Interestingly though, it turns out that the six-digit codes used by Nest are actually Verhoeff base32 checksum values. This allows a device owner to know if they typed their code in wrong, as their phone will quickly check to see if the code is a valid Verhoeff number. Regardless, this takes the key space down from 1073741824 (32^6) possible entries to 33554432 (32^5), a factor of 32 and a slightly more reasonable runtime.

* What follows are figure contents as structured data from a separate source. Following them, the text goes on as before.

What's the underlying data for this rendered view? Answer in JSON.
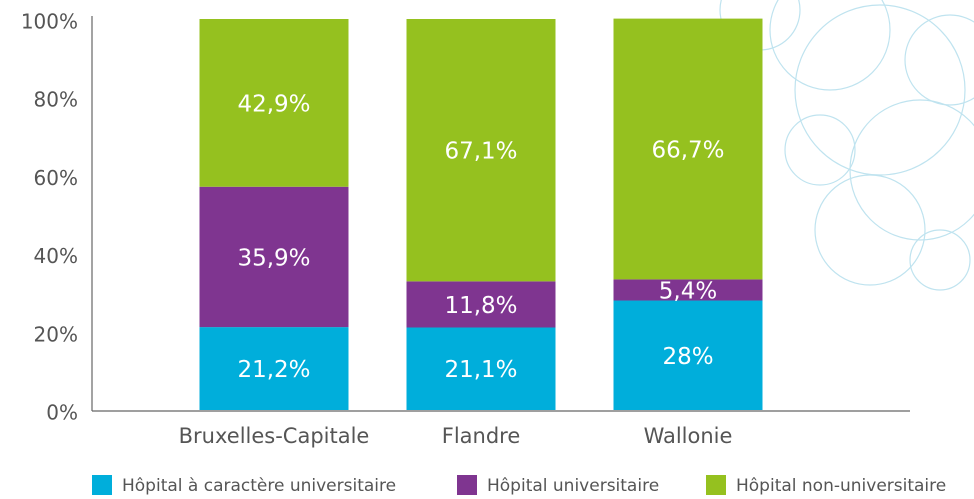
{
  "chart_data": {
    "type": "stacked_bar",
    "categories": [
      "Bruxelles-Capitale",
      "Flandre",
      "Wallonie"
    ],
    "series": [
      {
        "name": "Hôpital à caractère universitaire",
        "color": "#00aedb",
        "values": [
          21.2,
          21.1,
          28
        ],
        "value_labels": [
          "21,2%",
          "21,1%",
          "28%"
        ]
      },
      {
        "name": "Hôpital universitaire",
        "color": "#7f3590",
        "values": [
          35.9,
          11.8,
          5.4
        ],
        "value_labels": [
          "35,9%",
          "11,8%",
          "5,4%"
        ]
      },
      {
        "name": "Hôpital non-universitaire",
        "color": "#95c11f",
        "values": [
          42.9,
          67.1,
          66.7
        ],
        "value_labels": [
          "42,9%",
          "67,1%",
          "66,7%"
        ]
      }
    ],
    "ylim": [
      0,
      100
    ],
    "yticks": [
      {
        "value": 0,
        "label": "0%"
      },
      {
        "value": 20,
        "label": "20%"
      },
      {
        "value": 40,
        "label": "40%"
      },
      {
        "value": 60,
        "label": "60%"
      },
      {
        "value": 80,
        "label": "80%"
      },
      {
        "value": 100,
        "label": "100%"
      }
    ],
    "grid": false,
    "legend": "bottom"
  }
}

When benchmarking this process, by utilizing the default WeaveDeviceManager’s PASE pairing in a loop, we can get ~100 iterations per 1.3 seconds against the device, which would allow for a full key space brute force in around one month. By writing a python implementation of the PASE pairing setup, we were able to speed up runtime, as the WeaveDeviceManager sends extra identification packets that were not necessary. Interestingly though, it seems that the main bottle neck to this is actually the Nest Camera itself, as it can only process network packets in a single threaded manner.

While needing to communicate with a device for three to four weeks might be unreasonable for brute forcing, the pairing code will stay the same for a given device across reboots, and also, if the device is ever in a non-configured state when the code has been discovered, an attacker can emulate the pairing process and add the device to their own Nest account, granting full access.

If the device is already in a paired state when an attacker authenticates with the pairing code, it is dependent on a device-to-device basis on what types of weave requests the attacker would now be authenticated to send.

Timeline

2019-04-18 - Vendor Disclosure
2019-05-20 - Vendor completed analysis
2019-06-18 - Follow up with vendor
2019-07-02 - 90 day notice; Vendor advised updates scheduled for release mid-July
2019-07-18 - Vendor advised fix will release end of July and be tested in the field
2019-07-26 - Extended disclosure date to 2019-08-15
2019-08-19 - Public Release

Credit

Discovered by Lilith Wyatt and Claudio Bozzato of Cisco Talos.